The Le Calorie plant produces levulinic acid from cellulose gleaned from local tobacco bagasse and paper mill sludge through a process developed by Biofine Renewables, Waltham, Mass. Biofine, a company formed in 1988 to commercialize technology developed by chemical engineer Stephen W. Fitzpatrick, licensed its levulinic acid process to Le Calorie.

The Biofine process uses dilute sulfuric acid at 220 oC to hydrolyze cellulose from essentially any plant source into sugars, which are further transformed to levulinic acid, Fitzpatrick explains. Key to the process, which takes only about 20 minutes, is a two-stage reactor design that favors formation of levulinic acid over a series of other possible products.

Levulinic acid can be produced in yields of up to 70%, or about 0.5 kg per kg of cellulose, along with formic acid and furfural as valuable by-products, Fitzpatrick says. Lignin from the starting material is another by-product and is degraded to a carbon-rich char during the process. The material can be burned or gasified to generate electricity to help run the plant. Biofine received a 1999 Presidential Green Chemistry Challenge Award for developing the technology and demonstrating it in a pilot plant.
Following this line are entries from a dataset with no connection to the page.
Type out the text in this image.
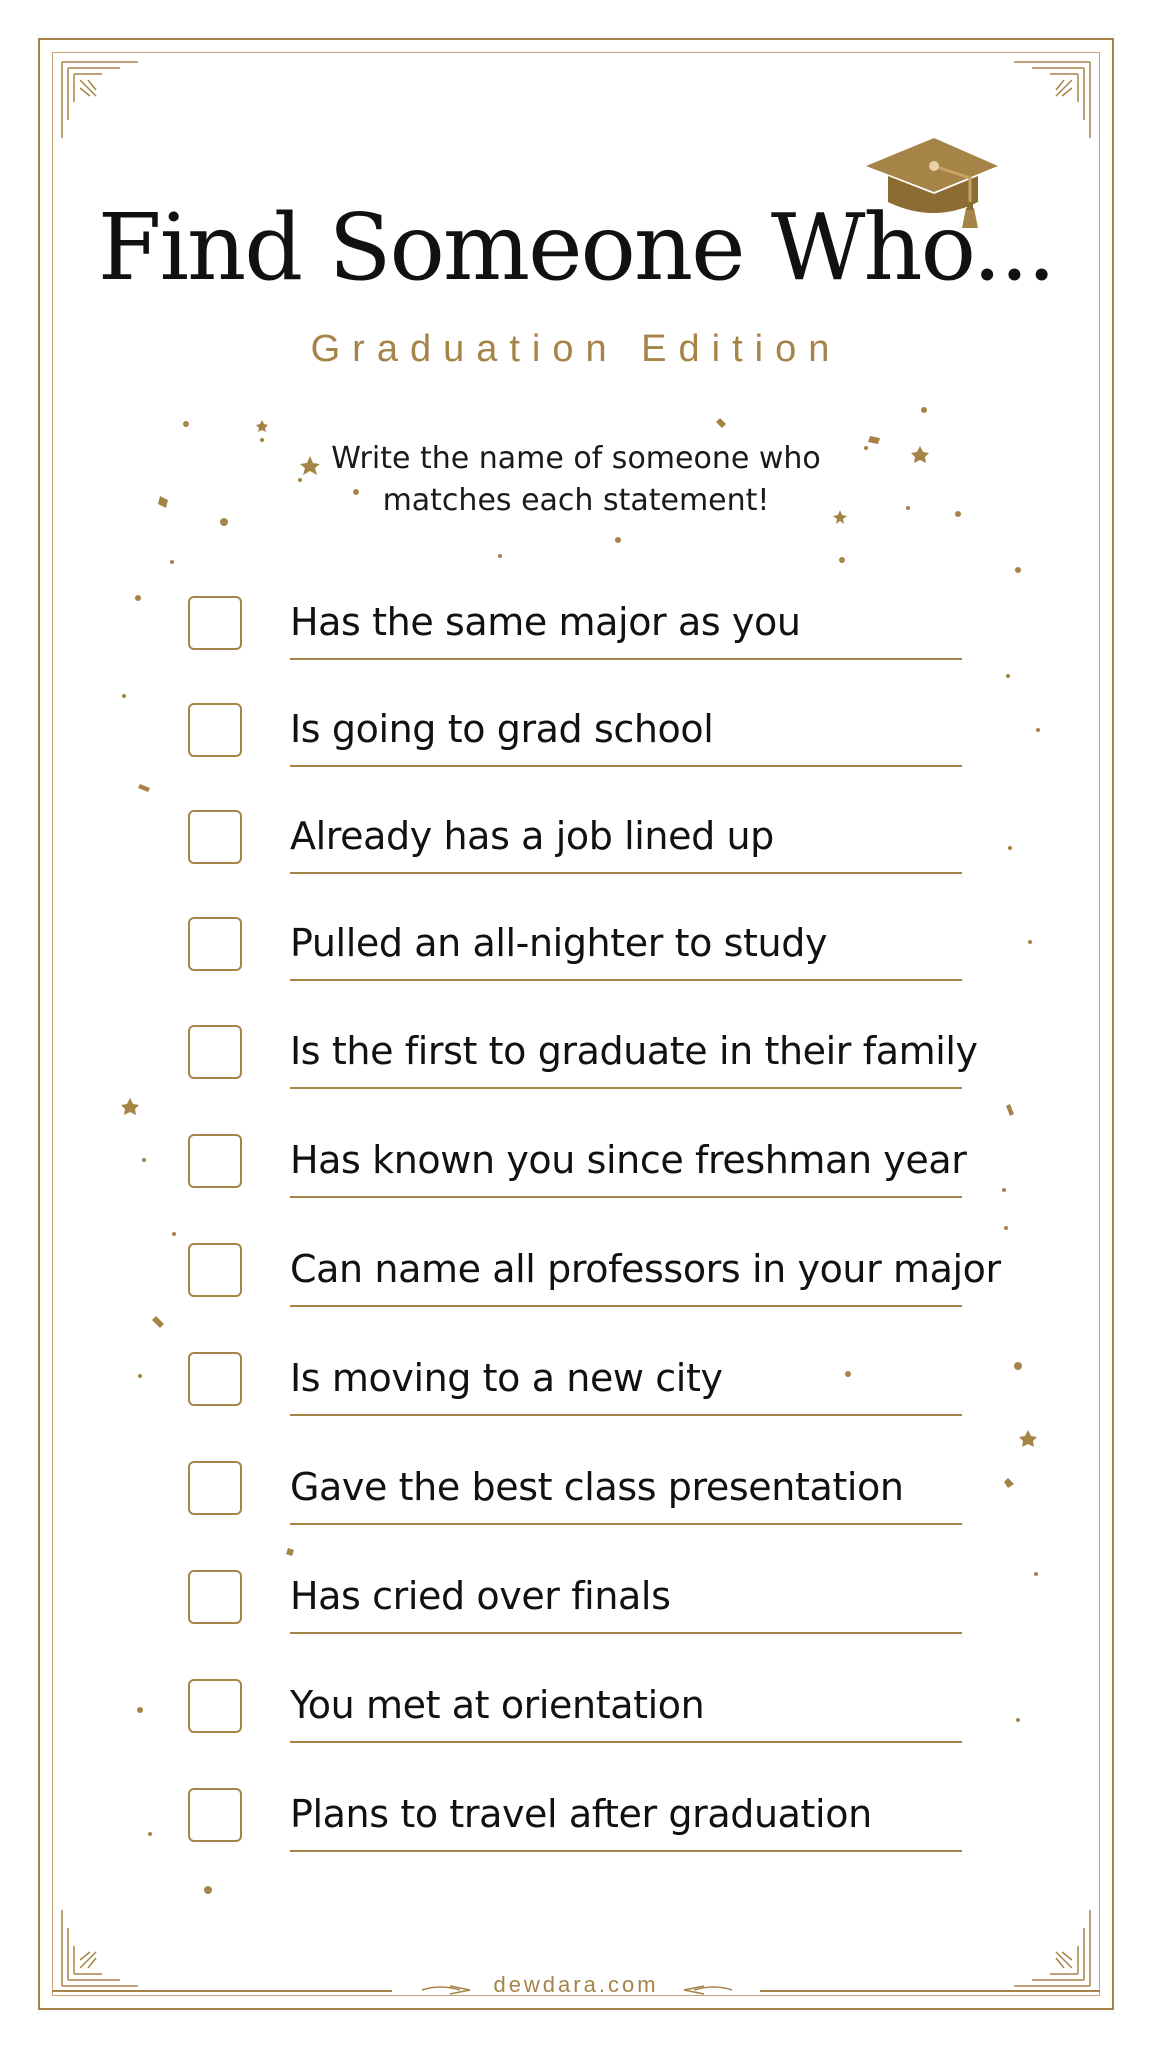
Find Someone Who...
Graduation Edition
Write the name of someone who
matches each statement!
Has the same major as you
Is going to grad school
Already has a job lined up
Pulled an all-nighter to study
Is the first to graduate in their family
Has known you since freshman year
Can name all professors in your major
Is moving to a new city
Gave the best class presentation
Has cried over finals
You met at orientation
Plans to travel after graduation
dewdara.com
Used for years in food, fragrance, and specialty chemical applications, levulinic acid is a precursor for methyltetrahydrofuran, γ-valerolactone, and ethyl levulinate, which can all be blended with diesel or gasoline to create cleaner-burning fuels, Fitzpatrick says. Another derivative, diphenolic acid, is a potential replacement for suspected endocrine disrupter bisphenol A in the production of polycarbonate resins. Diphenolic acid is particularly interesting because it allows formation of graft copolymers rather than the usual linear polycarbonates, Fitzpatrick adds. Yet another valuable derivative is 5-aminolevulinic acid, a high-volume biodegradable herbicide.
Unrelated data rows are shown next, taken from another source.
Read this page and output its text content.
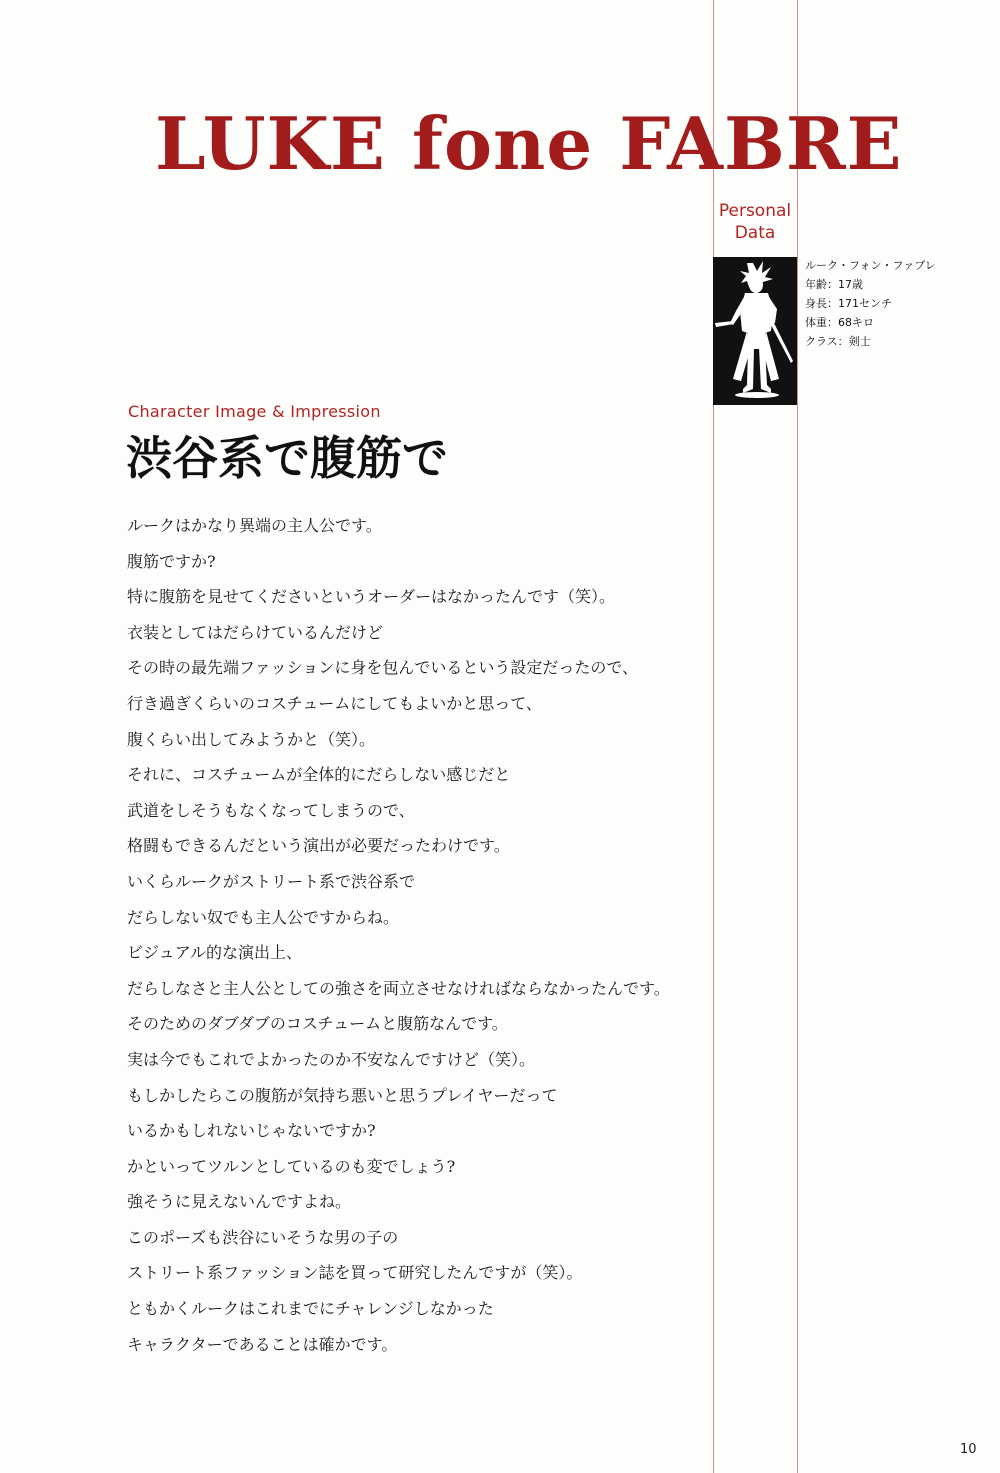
LUKE fone FABRE
Personal
Data
ルーク・フォン・ファブレ
年齢：17歳
身長：171センチ
体重：68キロ
クラス：剣士
Character Image & Impression
渋谷系で腹筋で
ルークはかなり異端の主人公です。
腹筋ですか?
特に腹筋を見せてくださいというオーダーはなかったんです（笑）。
衣装としてはだらけているんだけど
その時の最先端ファッションに身を包んでいるという設定だったので、
行き過ぎくらいのコスチュームにしてもよいかと思って、
腹くらい出してみようかと（笑）。
それに、コスチュームが全体的にだらしない感じだと
武道をしそうもなくなってしまうので、
格闘もできるんだという演出が必要だったわけです。
いくらルークがストリート系で渋谷系で
だらしない奴でも主人公ですからね。
ビジュアル的な演出上、
だらしなさと主人公としての強さを両立させなければならなかったんです。
そのためのダブダブのコスチュームと腹筋なんです。
実は今でもこれでよかったのか不安なんですけど（笑）。
もしかしたらこの腹筋が気持ち悪いと思うプレイヤーだって
いるかもしれないじゃないですか?
かといってツルンとしているのも変でしょう?
強そうに見えないんですよね。
このポーズも渋谷にいそうな男の子の
ストリート系ファッション誌を買って研究したんですが（笑）。
ともかくルークはこれまでにチャレンジしなかった
キャラクターであることは確かです。
10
"Levulinic acid is nontoxic, and the bifunctionality of the keto and carboxylic acid groups allows for all kinds of fascinating new chemistry," notes Leo E. Manzer, who recently visited the Le Calorie facility. Manzer retired from DuPont last year and is now president of consulting firm Catalytic Insights, Wilmington, Del. At DuPont, he spent several years studying the conversion of levulinic acid to various derivatives.

Manzer is particularly interested in developing pyrrolidones, which are used as solvents, surfactants, agricultural intermediates, ionic liquids, and nylon intermediates. This family of heterocyclic compounds can be made by catalytic reaction of levulinic acid or its esters with low-cost sources of nitrogen such as amines or nitriles, he notes.

Biomass-based feedstocks will become more important, Manzer believes, as companies like DuPont continue to seek new ways to improve efficiencies and keep down costs. For example, DuPont has a goal to derive 25% of its revenues from nondepletable resources by 2010.

In identifying their top 12 biorefinery chemicals, DOE scientists started with a list of more than 300 potential compounds. They narrowed the list down through an iterative process that considered the compounds' compatibility with existing petrochemical processing, technical complexity of the syntheses from biomass, known market potential, and other factors. The 12 molecules have three to six carbon atoms and multiple functional groups as well as high potential to be converted to new families of compounds.

Unofficially, glycerol was the first of the top 12 chemicals to achieve commercial development as a biomass-derived feedstock to make propylene glycol and other products. But glycerol is a by-product of the esterification of triglycerides in vegetable oil to make methyl esters, the principal components of biodiesel, and it isn't made directly from biomass on a commercial scale (C&EN, July 10, page 24). Besides levulinic acid and glycerol, the other DOE compounds are 1,4-diacids (succinic, fumaric, and malic), 2,5-furandicarboxylic acid, 3-hydroxypropionic acid, aspartic acid, glucaric acid, glutamic acid, itaconic acid, 3-hydroxybutyrolactone, sorbitol, and xylitol/arabinitol.

The Le Calorie plant is evidence that developing biorefineries is "not just a pipe dream," Manzer says.

"We truly can refine biomass to create fuels and value-added chemicals," Fitzpatrick adds.